Это была первая дальняя воздушная экспедиция СССР.
В перелете Москва – Пекин участвовало шесть однотипных самолетов. И в этом отношении перелет был первым и мире. В самом грандиозном американском перелете вокруг света участвовало лишь пять однотипных машин.
Но самое замечательное в перелете было то, что наряду с двумя «Юнкерсами» летели 4 самолета, построенные на советских авиазаводах, – три биплана и один пассажирского типа. Два биплана «Р-1» были не только построены на советских заводах, но имели и моторы нашей конструкции и производства. В то время наша авиационная промышленность только начинала paзвиваться. За границей не хотели верить, что в СССР научились строить моторы. Да и у нас многие еще недоверчиво относились к советским моторам.

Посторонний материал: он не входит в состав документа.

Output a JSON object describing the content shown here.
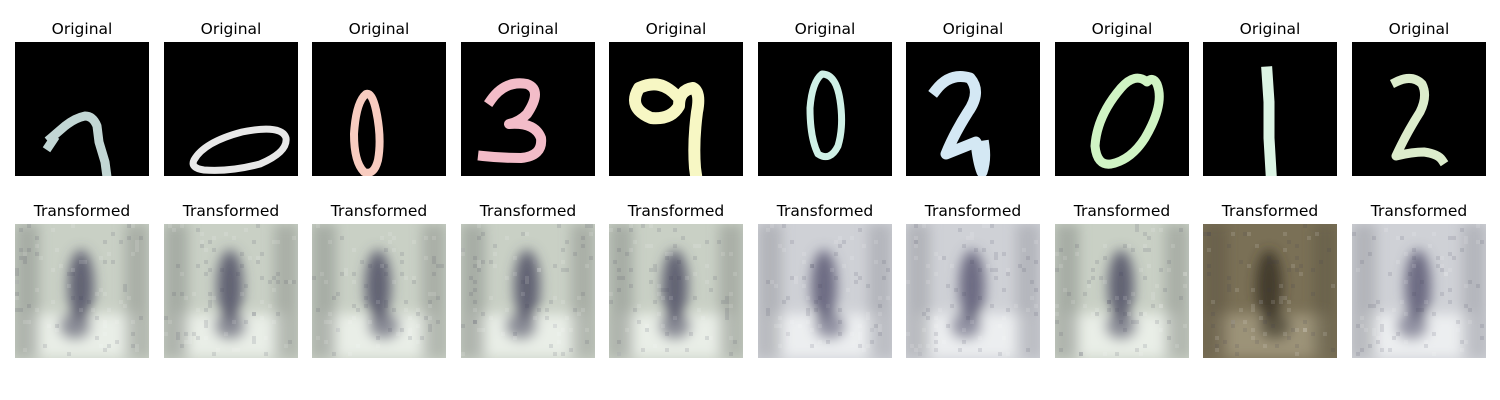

Воздушный путь, на котором предстояло советским моторам держать экзамен и соревноваться с «Юнкерсами», был неисследован: Уральские горы, сибирская тайга, озеро Байкал, пустыня Гоби, монгольские степи и горы и, наконец, далекий, загадочный Китай.
В Китае шла гражданская война. Многие у нас считали этот перелет безумным предприятием, заранее обреченным на неудачу:
– Лететь на советских самолетах и моторах через весь Азиатский материк, да еще в страну, где идет война, – предприятие чрезвычайно смелое и рискованное.
В пекинскую экспедицию были назначены лучшие пилоты того времени, отличные военные летчики: Волковоинов, молодой талантливый пилот Михаил Громов, участник гражданской войны Екатов, Поляков, Томашевский, рекордсмен Найденов.
До пекинского перелета имя Громова не было знаменито, но в летном мире Громов считался первоклассным летчиком.
В 1917 году ученик старшего класса коммерческого училища Михаил Громов, увлекавшийся полетами и авиамоделизмом, придя однажды в училище, увидел расклеенные на стенах объявления о приеме в летную школу проф. Жуковского, – и это решило его судьбу. Время было военное, курс сильно уплотненный, курсантов муштровали и гоняли. Громову очень помогало отличное знание математики и географии. География – его любимая наука, он знает ее, как ни один штурман.
Отлично окончив авиационную школу в годы гражданской войны, Громов работал инструктором, испытателем машин. Он блестяще владел искусством высшего пилотажа. Знатоки, видевшие его фигурные полеты, называли его советским Фронвалем и предсказывали ему большую будущность. Как истинный художник Громов не довольствовался повторением уже известных фигур и придумывал новые. Он комбинировал сложнейшие фигуры высшего пилотажа. Иногда он перед полетом продумывал весь комплекс фигур, которые собирался воспроизвести, иногда импровизировал в воздухе для тренировки в быстроте соображения и действия.
Громов проделывал свои фигурные вариации с поразительной чистотой и легкостью. С земли это представляло изумительное зрелище, беспрерывный, неиссякаемый каскад самых разнообразных сложнейших фигур.
Однако Громов не был воздушным трюкачом, мечтавшим об успехе у публики. Фигурные полеты были его ежедневными обязательными гаммами. Эти постоянные технические упражнения давали ему возможность научиться лучше овладеть самолетом.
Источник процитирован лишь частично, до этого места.